Singh said that in recent years terrorist groups had become "more sophisticated, more organised and more daring".
“Terrorists and those who aid and abet them must be brought to justice. The infrastructure of terrorism must be dismantled and there should be no safe havens for terrorists because they do not represent any cause, group or religion. It is time we agree on a Comprehensive Convention on International Terrorism," he told leaders from 118 countries that comprise the NAM at the 15th summit of the movement in Sharm-el-Sheikh.
The convention will bind countries to an internationally accepted definition of terrorism and abide by a code of conduct in dealing with the issue of trans-border terrorism.
Singh, who will on Thursday meet his Pakistani counterpart Yousuf Raza Gilani on the sidelines of the summit, said that "extremism, intolerance and terrorism are our antitheses; they seek to destroy us and our movement."
Pressing for the inclusion of the developing world in multilateral bodies, the prime minister said: "Decision making processes, whether in the United Nations or the international financial institutions continue to be based on charters written more than 60 years ago, though the world has changed greatly since then.

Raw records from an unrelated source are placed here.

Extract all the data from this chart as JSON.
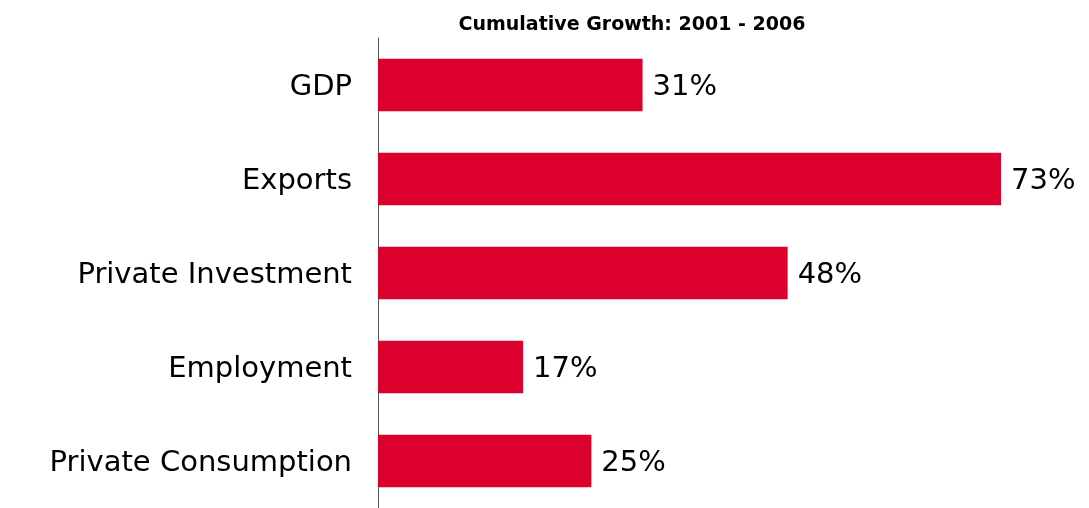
{
  "chart_data": {
    "type": "bar",
    "orientation": "horizontal",
    "title": "Cumulative Growth: 2001 - 2006",
    "categories": [
      "GDP",
      "Exports",
      "Private Investment",
      "Employment",
      "Private Consumption"
    ],
    "values": [
      31,
      73,
      48,
      17,
      25
    ],
    "value_labels": [
      "31%",
      "73%",
      "48%",
      "17%",
      "25%"
    ],
    "color": "#dc002d",
    "tick_labels": "y"
  }
}
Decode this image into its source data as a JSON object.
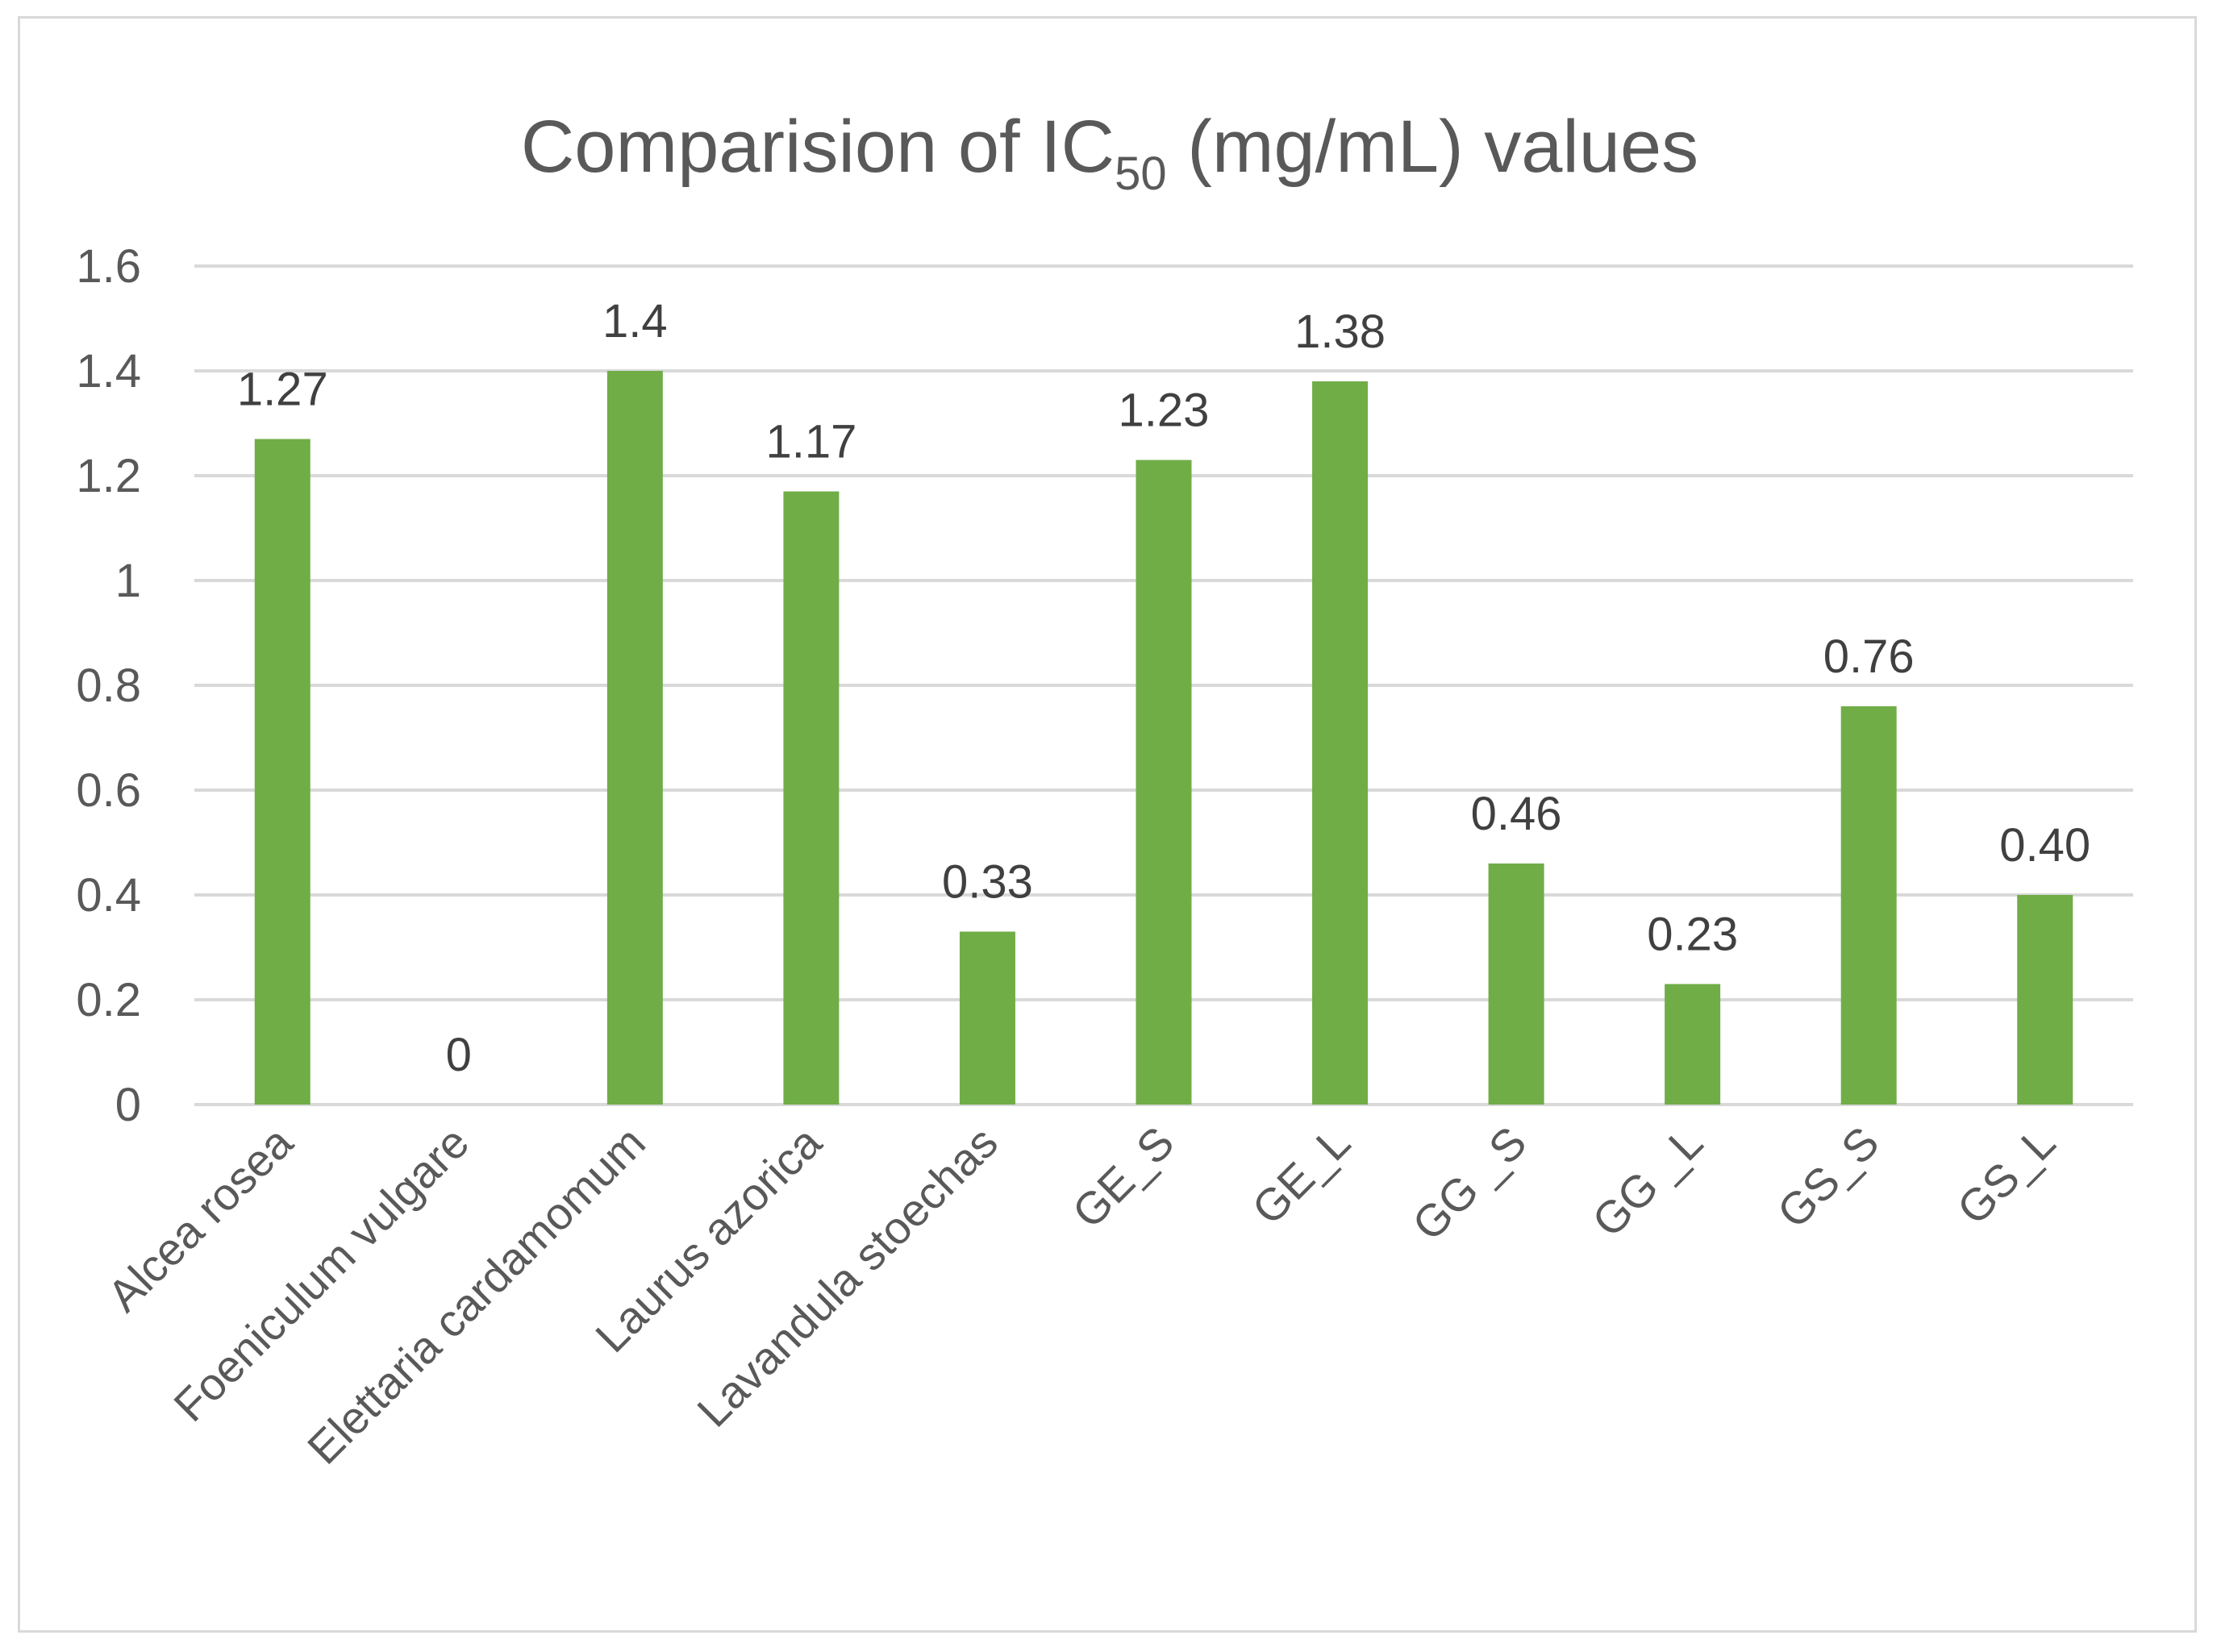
{
  "chart_data": {
    "type": "bar",
    "title": {
      "main": "Comparision of IC",
      "subscript": "50",
      "suffix": " (mg/mL) values"
    },
    "categories": [
      "Alcea rosea",
      "Foeniculum vulgare",
      "Elettaria cardamomum",
      "Laurus azorica",
      "Lavandula stoechas",
      "GE_S",
      "GE_L",
      "GG _S",
      "GG _L",
      "GS_S",
      "GS_L"
    ],
    "values": [
      1.27,
      0,
      1.4,
      1.17,
      0.33,
      1.23,
      1.38,
      0.46,
      0.23,
      0.76,
      0.4
    ],
    "data_labels": [
      "1.27",
      "0",
      "1.4",
      "1.17",
      "0.33",
      "1.23",
      "1.38",
      "0.46",
      "0.23",
      "0.76",
      "0.40"
    ],
    "y_ticks": [
      "0",
      "0.2",
      "0.4",
      "0.6",
      "0.8",
      "1",
      "1.2",
      "1.4",
      "1.6"
    ],
    "ylim": [
      0,
      1.6
    ],
    "y_step": 0.2,
    "xlabel": "",
    "ylabel": "",
    "grid": true,
    "legend": "none",
    "colors": {
      "bar": "#70ad47",
      "grid": "#d9d9d9",
      "axis_text": "#595959",
      "label_text": "#404040"
    }
  }
}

"Developing countries must be fully represented in the decision making levels of international institutions if they are to remain effective..."

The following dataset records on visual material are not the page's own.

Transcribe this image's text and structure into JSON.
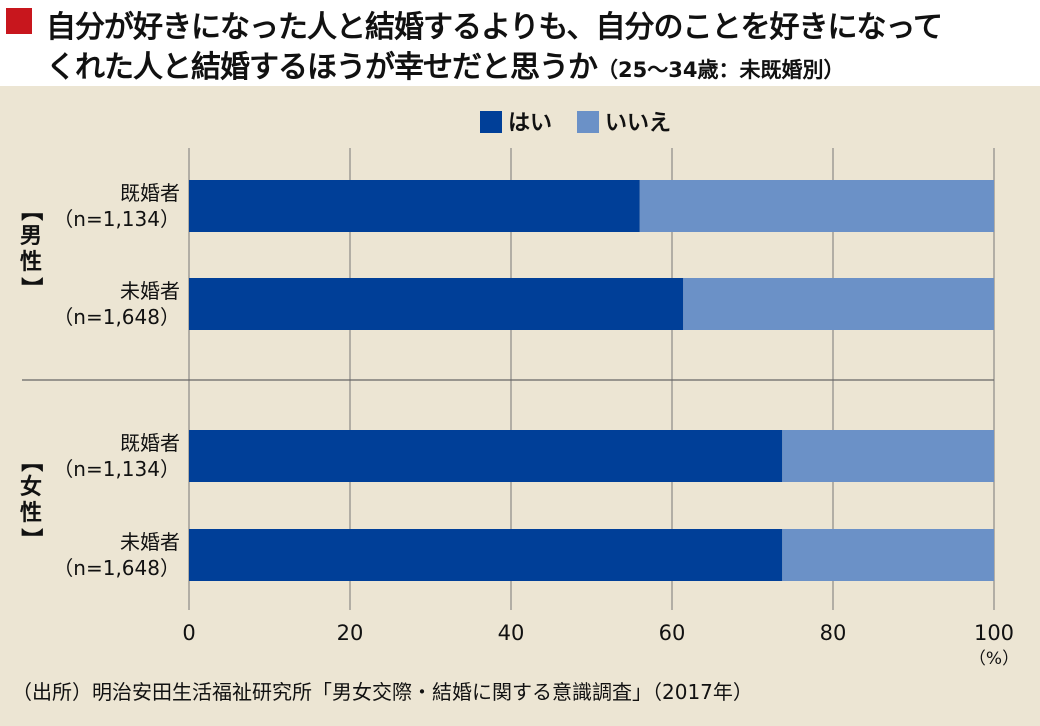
{
  "title": {
    "line1": "自分が好きになった人と結婚するよりも、自分のことを好きになって",
    "line2": "くれた人と結婚するほうが幸せだと思うか",
    "subtitle": "（25〜34歳：未既婚別）"
  },
  "source": "（出所）明治安田生活福祉研究所「男女交際・結婚に関する意識調査」（2017年）",
  "colors": {
    "yes": "#003f98",
    "no": "#6b91c7",
    "grid": "#777777",
    "panel": "#ece5d3",
    "title_marker": "#c8161d"
  },
  "chart_data": {
    "type": "bar",
    "orientation": "horizontal",
    "stacked": true,
    "legend": {
      "position": "top",
      "entries": [
        "はい",
        "いいえ"
      ]
    },
    "groups": [
      {
        "name": "【男性】",
        "categories": [
          {
            "label": "既婚者",
            "n": "（n=1,134）",
            "values": [
              56,
              44
            ]
          },
          {
            "label": "未婚者",
            "n": "（n=1,648）",
            "values": [
              61.4,
              38.6
            ]
          }
        ]
      },
      {
        "name": "【女性】",
        "categories": [
          {
            "label": "既婚者",
            "n": "（n=1,134）",
            "values": [
              73.7,
              26.3
            ]
          },
          {
            "label": "未婚者",
            "n": "（n=1,648）",
            "values": [
              73.7,
              26.3
            ]
          }
        ]
      }
    ],
    "series": [
      {
        "name": "はい"
      },
      {
        "name": "いいえ"
      }
    ],
    "xlim": [
      0,
      100
    ],
    "xticks": [
      0,
      20,
      40,
      60,
      80,
      100
    ],
    "unit": "（%）",
    "grid": true
  }
}
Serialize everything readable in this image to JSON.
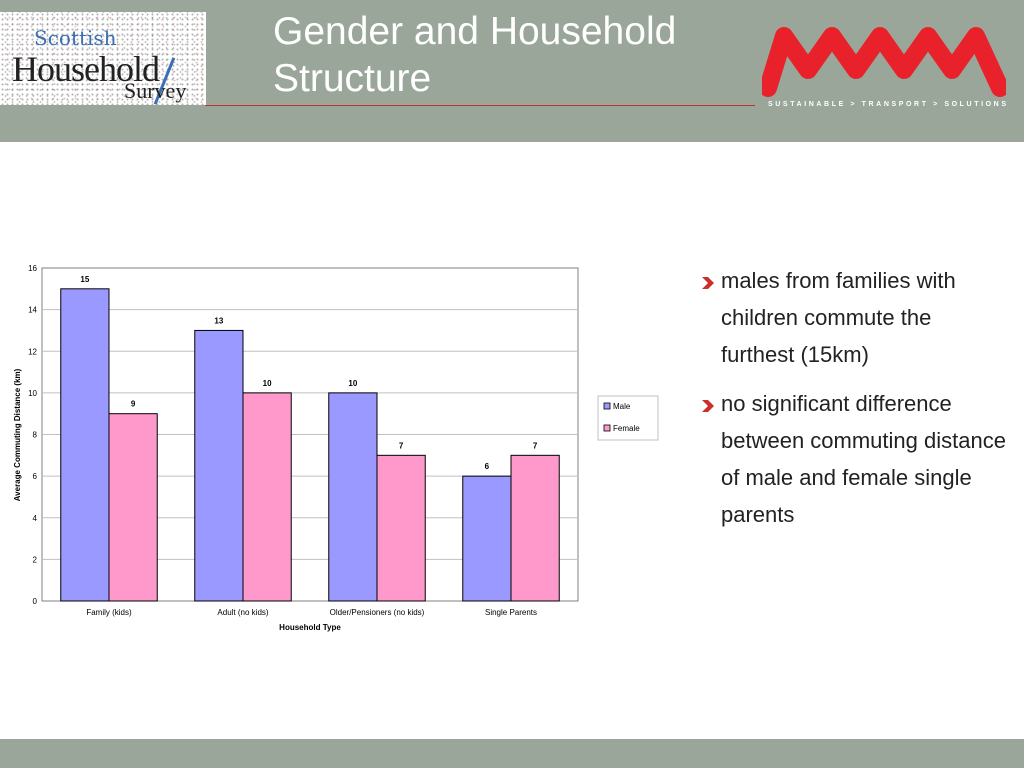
{
  "header": {
    "title_line1": "Gender and Household",
    "title_line2": "Structure",
    "logo_left": {
      "line1": "Scottish",
      "line2": "Household",
      "line3": "Survey"
    },
    "logo_right_tagline": "SUSTAINABLE > TRANSPORT > SOLUTIONS",
    "accent_color": "#c9302c",
    "band_color": "#9aa699"
  },
  "bullets": [
    {
      "text": "males from families with children commute the furthest (15km)"
    },
    {
      "text": "no significant difference between commuting distance of male and female single parents"
    }
  ],
  "chart_data": {
    "type": "bar",
    "categories": [
      "Family (kids)",
      "Adult (no kids)",
      "Older/Pensioners (no kids)",
      "Single Parents"
    ],
    "series": [
      {
        "name": "Male",
        "values": [
          15,
          13,
          10,
          6
        ],
        "color": "#9999ff"
      },
      {
        "name": "Female",
        "values": [
          9,
          10,
          7,
          7
        ],
        "color": "#ff99cc"
      }
    ],
    "xlabel": "Household Type",
    "ylabel": "Average Commuting Distance (km)",
    "ylim": [
      0,
      16
    ],
    "yticks": [
      0,
      2,
      4,
      6,
      8,
      10,
      12,
      14,
      16
    ],
    "grid": true,
    "legend": "right",
    "data_labels": true
  }
}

Recalling the first NAM summit of 1961, when one of the movement's founding fathers and India's first prime minister Jawaharlal Nehru had spoken of the "moral force" of the grouping, Manmohan Singh said the words held true even today.

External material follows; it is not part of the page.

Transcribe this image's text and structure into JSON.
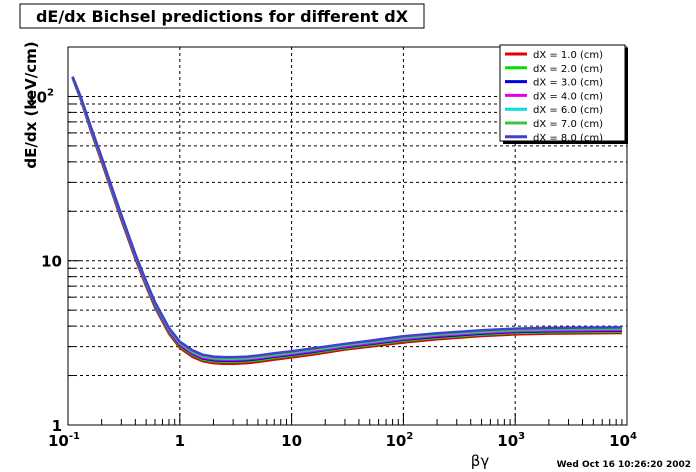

"History has shown that non-alignment is an idea that evolves but does not fade. We must take it forward, harnessing it to meet the challenges of today," he said, amid growing scepticism on the relevance of a movement started in the Cold War era.
The relevance of NAM, he countered, had never been greater than today.
Focusing on the economic challenges ahead, he said no other NAM summit had ever "been held in an economic and financial crisis of the magnitude that now grips the world".
Though the crisis had emanated from advanced industrial economies, the "developing economies, the members of our movement, have been the hardest hit".
NAM, the prime minister asserted, had a "great stake in ensuring that steps planned to revive the global economy take into account the concerns of developing countries".
"These include the challenges of food security, energy security, the environment and the reform of institutions of global governance."
He said NAM had a "crucial stake in a rule based multilateral trading system and in an early conclusion of a balanced and fair agreement in the Doha round".
According to Singh, cooperation, trade and investment among the NAM countries could contribute significantly to reviving the world economy.
The prime minister also touched on the issue of climate change and said: "We are already making our own significant contributions in this regard, but climate change action must not perpetuate the poverty of developing countries."
NAM should be used to achieve "a comprehensive, balanced and above all equitable outcome in the ongoing multilateral negotiations, leading up to the Copenhagen conference in December this year".